Читаем Горизонты свободы: Повесть о Симоне Боливаре полностью

В «Письме с Ямайки», ставшем знаменитым, он утверждал, что секрет успеха в борьбе за свободу — единство сил.

Да, он отчетливо понимал все это.

Да, он прекрасно видел ныне, что диким лошадникам и хлебопашцам с восточноандского плоскогорья нужна не только свобода от испанского господства, но и земля, и собственность, и независимость от креола-хозяина; да, он знал, что раздробленные провинции, враждующие друг с другом, не могут поднять хозяйство и свергнуть заморских поработителей; как много он понимал тогда, в уединении и тиши Ямайки, в том редком, великолепном положении, когда разум свободен от кандалов эмпирии, когда он вольно парит над фактами, группирует, тасует, объединяет их, властвует над их грубым стадом. Он думал о «Договоре» Руссо, он перечитывал афоризмы Гольбаха о церкви и, соглашаясь с ними, все же находил их слегка поверхностными, не отвечающими серьезности темы.

Он так и эдак прикидывал Юма, но охладел к нему быстро: степенный, рассудочный критицизм, орудующий теми же методами, против которых восставал, был ему вовсе некстати. Он перечитывал «Софию» из «Эмиля» и полагал, что его, Боливара, Мария понимала жизнь в чем-то лучше, чем сам великий Жан-Жак. И все же Руссо был неизмеримо велик, ибо он держал в голове, в душе такое множество фактов, идей, душераздирающих знаний, соображений и сведений, которое и не снилось бедной, больной Марии, и странная нервность, наивность его поучений идет от этого — от стремления соединить все нити в душе, связать в узел, выучить, научить людей, как это делается; да, от этого. И от изъеденных, вывороченных, оголенных материей, жизнью, всем миром чувств, и от стесненного самолюбия. А Мария? Ну что же. Она была лишь добра и естественна.

Боливар наслаждался разумом, своим и чужим.

Он чувствовал, как в недрах души зреет то целое, что называют миросозерцанием, системой жизни. Прежде он чувствовал только, что в душе его — необъятные свежие силы и что следует разрушить нечто нависшее над Америкой: он помнил Руссо, помнил Вольтера и прочих, но мысли их в приложении к его жизни, к его Америке были как бы мечтами, где-то не хватало моста, соединяющего две стороны пропасти — жизнь и идеи. Теперь — иное. Он ощущал себя политиком, мудрецом, человеком, который имеет в себе не только некую влекущую души силу и умение разрушать, — но и имеет что сказать, предложить.

Он сознавал себя сыном восемнадцатого столетия, хотя при этом и в уме, и в глубинах души оставалось что-то неподвластное этому определению — «восемнадцатое столетие». Он верил в то, что сильная республиканская власть должна быть одновременно просвещенной, любезной наукам и любящей науки. Он ненавидел прожорливый абсолютизм — здание, основанное на тупоумии, предрассудке, голой силе и кастовости. Конституция, закон, воздвигнутый руками справедливости, разума и дисциплины, — вот что должно быть фундаментом государственности, кумиром народа. Он боготворил Вольтера и Монтескье, но не разделял их надежд на монархию — пусть и разумную. Монархов никаких не должно быть, прав Жан-Жак в своих намеках и тайных мыслях. Граждане должны воспитываться на принципах уважения к человечеству, к равным им гражданам, к деятельному началу в жизни. Даниель Вебстер и Локк правы. Человечество, разум — вот бог, вот король.

Правда, иногда в сердце бьется мысль: что же такое сам разум, и насколько разумен народ, и насколько разумен он сам, Боливар, но это другой вопрос…

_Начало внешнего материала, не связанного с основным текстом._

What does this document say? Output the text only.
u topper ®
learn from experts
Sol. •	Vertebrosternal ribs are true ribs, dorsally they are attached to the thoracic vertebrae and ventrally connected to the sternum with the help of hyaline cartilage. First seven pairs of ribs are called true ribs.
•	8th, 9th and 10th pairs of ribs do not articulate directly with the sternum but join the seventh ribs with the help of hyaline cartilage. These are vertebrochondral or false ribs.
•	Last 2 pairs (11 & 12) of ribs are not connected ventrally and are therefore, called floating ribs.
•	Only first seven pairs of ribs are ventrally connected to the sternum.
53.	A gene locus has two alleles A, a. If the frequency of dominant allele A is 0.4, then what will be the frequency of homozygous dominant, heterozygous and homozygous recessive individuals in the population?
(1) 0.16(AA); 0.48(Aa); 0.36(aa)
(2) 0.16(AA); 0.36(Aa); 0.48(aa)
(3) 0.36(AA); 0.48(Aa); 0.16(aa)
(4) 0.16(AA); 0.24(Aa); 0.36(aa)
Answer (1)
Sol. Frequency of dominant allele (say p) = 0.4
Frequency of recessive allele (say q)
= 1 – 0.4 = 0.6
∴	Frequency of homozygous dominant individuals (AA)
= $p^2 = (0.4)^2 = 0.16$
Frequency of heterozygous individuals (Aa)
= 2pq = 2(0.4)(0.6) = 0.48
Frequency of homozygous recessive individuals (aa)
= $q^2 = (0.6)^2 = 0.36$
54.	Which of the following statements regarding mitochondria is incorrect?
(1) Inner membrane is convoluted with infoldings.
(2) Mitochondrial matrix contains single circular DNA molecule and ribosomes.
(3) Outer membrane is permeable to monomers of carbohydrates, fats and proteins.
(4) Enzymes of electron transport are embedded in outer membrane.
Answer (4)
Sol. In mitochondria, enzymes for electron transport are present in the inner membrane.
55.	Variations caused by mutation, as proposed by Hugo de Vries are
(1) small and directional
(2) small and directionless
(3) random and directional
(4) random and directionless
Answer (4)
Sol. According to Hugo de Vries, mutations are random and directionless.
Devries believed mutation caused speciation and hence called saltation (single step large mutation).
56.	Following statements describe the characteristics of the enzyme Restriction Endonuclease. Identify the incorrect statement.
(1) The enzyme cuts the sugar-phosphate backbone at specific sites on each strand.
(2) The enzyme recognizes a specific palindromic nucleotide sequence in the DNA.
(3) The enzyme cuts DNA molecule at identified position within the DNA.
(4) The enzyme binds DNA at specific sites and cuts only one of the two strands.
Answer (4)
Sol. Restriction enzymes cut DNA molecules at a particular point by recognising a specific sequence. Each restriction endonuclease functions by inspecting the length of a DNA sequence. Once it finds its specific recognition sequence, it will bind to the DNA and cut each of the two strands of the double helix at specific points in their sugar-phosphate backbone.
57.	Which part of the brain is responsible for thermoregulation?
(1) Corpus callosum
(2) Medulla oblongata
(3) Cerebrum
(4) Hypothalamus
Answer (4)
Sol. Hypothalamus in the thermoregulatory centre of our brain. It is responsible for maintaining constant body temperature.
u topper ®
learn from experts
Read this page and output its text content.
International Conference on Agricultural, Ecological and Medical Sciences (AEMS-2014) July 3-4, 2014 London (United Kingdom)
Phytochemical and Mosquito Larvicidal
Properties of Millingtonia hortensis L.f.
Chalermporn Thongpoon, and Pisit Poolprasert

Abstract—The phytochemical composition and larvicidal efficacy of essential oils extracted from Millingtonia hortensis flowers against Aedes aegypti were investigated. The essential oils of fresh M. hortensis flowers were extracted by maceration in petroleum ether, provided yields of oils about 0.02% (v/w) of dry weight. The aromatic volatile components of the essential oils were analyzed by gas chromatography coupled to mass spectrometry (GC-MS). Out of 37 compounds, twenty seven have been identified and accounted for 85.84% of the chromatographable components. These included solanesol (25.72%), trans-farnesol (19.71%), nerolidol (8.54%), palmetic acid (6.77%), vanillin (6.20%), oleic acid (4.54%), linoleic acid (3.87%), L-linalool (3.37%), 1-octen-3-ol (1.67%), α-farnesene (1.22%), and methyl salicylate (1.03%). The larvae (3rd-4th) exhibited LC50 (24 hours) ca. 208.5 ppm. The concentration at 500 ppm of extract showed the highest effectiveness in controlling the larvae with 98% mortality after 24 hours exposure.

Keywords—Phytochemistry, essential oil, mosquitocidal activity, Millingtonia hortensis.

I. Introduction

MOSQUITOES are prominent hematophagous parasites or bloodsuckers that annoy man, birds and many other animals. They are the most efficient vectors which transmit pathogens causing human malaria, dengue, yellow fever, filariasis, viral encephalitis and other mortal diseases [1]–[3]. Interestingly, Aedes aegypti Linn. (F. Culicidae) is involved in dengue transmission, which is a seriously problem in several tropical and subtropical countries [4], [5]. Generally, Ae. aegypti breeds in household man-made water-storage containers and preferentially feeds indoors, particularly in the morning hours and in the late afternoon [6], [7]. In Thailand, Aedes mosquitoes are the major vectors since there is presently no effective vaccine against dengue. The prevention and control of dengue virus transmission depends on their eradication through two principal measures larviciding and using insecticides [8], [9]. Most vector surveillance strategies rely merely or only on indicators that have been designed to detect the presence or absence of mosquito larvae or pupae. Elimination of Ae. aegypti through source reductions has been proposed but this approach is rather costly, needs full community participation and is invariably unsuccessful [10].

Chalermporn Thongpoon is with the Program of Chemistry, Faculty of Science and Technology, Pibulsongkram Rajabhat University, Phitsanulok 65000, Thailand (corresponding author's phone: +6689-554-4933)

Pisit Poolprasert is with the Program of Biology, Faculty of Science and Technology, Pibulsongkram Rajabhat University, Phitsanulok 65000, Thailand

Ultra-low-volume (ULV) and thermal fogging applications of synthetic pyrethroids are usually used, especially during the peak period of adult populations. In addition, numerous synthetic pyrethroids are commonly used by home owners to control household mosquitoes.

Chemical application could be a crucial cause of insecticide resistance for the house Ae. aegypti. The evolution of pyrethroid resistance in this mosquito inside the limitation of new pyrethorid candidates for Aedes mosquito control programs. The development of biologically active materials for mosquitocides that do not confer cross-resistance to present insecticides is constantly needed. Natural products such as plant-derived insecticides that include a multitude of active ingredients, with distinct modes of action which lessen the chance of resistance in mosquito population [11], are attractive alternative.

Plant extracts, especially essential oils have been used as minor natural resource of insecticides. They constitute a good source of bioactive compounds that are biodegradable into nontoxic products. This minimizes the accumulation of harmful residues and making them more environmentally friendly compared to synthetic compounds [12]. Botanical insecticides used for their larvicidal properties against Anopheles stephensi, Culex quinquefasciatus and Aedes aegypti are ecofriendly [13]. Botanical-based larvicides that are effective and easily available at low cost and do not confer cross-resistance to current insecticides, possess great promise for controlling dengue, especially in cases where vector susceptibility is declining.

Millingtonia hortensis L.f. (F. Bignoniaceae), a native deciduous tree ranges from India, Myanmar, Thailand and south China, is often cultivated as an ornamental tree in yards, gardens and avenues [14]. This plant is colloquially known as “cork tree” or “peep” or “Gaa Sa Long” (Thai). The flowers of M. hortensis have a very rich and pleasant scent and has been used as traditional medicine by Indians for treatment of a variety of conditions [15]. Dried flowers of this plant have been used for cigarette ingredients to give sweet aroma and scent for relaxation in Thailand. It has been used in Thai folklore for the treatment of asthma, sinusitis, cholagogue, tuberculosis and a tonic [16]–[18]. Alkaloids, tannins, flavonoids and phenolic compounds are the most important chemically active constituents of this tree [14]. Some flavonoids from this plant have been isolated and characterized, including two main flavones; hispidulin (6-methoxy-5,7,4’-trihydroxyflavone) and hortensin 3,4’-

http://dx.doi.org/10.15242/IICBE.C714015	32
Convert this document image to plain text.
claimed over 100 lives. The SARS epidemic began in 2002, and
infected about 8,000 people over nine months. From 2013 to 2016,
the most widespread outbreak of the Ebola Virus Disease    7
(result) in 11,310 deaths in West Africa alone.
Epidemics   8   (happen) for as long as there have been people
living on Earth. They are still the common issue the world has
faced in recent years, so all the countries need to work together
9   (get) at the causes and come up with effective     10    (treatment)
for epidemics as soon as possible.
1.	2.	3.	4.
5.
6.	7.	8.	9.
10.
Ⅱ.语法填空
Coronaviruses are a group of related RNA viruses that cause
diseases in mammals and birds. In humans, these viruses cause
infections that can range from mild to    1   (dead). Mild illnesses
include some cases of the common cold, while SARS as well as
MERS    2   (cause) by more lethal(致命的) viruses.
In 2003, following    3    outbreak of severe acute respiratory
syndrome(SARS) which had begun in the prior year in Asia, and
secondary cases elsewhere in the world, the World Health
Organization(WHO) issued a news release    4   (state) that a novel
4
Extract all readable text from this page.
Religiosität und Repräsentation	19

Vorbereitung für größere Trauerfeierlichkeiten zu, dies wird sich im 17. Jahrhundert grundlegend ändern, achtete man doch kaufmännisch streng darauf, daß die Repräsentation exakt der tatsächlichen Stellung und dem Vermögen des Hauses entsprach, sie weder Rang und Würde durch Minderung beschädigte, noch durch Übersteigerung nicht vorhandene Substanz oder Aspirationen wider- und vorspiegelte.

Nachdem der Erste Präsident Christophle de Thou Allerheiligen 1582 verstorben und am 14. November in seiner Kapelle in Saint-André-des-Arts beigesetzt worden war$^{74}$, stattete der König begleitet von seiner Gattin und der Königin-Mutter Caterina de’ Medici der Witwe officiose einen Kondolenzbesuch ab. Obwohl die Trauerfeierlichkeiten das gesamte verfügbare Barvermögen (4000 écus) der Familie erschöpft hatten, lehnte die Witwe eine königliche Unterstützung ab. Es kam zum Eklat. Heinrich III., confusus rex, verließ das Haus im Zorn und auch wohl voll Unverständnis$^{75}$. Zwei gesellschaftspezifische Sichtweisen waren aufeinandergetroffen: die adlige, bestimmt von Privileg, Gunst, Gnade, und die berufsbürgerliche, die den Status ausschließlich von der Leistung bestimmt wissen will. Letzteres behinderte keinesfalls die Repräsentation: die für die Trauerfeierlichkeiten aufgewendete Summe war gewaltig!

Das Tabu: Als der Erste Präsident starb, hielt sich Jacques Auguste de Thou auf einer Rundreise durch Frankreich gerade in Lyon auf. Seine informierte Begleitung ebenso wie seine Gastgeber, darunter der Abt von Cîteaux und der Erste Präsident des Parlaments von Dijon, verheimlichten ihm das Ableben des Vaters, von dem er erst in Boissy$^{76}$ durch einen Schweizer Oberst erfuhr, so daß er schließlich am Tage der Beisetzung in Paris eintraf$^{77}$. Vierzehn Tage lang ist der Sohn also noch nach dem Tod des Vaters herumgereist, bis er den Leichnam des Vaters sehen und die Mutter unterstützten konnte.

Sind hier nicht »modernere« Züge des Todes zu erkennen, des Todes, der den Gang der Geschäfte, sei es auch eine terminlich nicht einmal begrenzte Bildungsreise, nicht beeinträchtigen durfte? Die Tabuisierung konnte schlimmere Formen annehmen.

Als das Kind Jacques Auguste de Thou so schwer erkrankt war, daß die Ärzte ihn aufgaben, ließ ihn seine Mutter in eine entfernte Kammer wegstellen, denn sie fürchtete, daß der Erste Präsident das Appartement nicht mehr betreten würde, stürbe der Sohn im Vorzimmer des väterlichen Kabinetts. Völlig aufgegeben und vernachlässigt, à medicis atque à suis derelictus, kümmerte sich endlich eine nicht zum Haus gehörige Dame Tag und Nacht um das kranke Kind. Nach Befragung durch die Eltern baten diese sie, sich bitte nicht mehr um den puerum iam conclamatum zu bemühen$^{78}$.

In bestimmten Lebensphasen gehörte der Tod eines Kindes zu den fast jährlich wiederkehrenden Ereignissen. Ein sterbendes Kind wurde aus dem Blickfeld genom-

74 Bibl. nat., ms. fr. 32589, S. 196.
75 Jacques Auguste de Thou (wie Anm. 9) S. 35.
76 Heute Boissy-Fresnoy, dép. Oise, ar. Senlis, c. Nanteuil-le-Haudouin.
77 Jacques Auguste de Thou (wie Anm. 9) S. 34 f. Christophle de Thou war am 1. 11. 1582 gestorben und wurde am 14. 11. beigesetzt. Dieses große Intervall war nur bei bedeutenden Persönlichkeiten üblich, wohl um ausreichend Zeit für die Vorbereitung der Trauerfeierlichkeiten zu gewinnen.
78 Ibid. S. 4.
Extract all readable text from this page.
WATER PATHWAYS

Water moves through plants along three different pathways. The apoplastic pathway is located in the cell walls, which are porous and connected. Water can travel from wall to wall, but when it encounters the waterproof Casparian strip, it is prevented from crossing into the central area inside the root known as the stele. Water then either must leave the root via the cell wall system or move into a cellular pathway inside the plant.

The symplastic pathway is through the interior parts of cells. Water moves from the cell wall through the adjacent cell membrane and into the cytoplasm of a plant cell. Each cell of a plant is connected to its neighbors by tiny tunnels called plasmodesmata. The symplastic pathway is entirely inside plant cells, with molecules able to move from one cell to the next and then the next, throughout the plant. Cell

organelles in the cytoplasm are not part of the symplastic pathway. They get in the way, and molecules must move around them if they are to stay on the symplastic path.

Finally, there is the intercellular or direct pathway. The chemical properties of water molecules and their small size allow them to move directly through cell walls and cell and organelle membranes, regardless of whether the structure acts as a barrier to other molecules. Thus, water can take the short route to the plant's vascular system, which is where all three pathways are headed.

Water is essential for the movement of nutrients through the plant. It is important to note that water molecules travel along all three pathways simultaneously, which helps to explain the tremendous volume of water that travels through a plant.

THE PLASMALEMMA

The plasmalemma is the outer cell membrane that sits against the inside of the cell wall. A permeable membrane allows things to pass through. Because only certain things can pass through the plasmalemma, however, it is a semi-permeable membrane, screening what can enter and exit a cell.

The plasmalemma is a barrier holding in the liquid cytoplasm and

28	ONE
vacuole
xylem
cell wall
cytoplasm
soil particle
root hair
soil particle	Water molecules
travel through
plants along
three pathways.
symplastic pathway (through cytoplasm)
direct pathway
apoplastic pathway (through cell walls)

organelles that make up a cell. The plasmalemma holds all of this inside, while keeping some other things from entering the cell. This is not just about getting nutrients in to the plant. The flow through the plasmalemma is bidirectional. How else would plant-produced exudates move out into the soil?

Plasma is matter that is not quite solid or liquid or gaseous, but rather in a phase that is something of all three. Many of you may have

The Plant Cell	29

Равный раздел имущества? Социальная революция в ее последней форме? Да, да, он чувствует действенность этой меры, но она неосуществима. Пусть люди будут напористы, пусть обогащаются, пусть борются за личное благоденствие и тем обогащают страну; это наиболее крепко, мужественно, остальное — зыбко. Пусть крестьяне получат землю, но и помещики останутся помещиками; пусть хозяева ведут хозяйство. Пусть не равно имущество, но равны права. А конституция, закон, народ, правительство обеспечат им равенство и соблюдение человечных, справедливых правил борьбы, не допустят злоупотреблений.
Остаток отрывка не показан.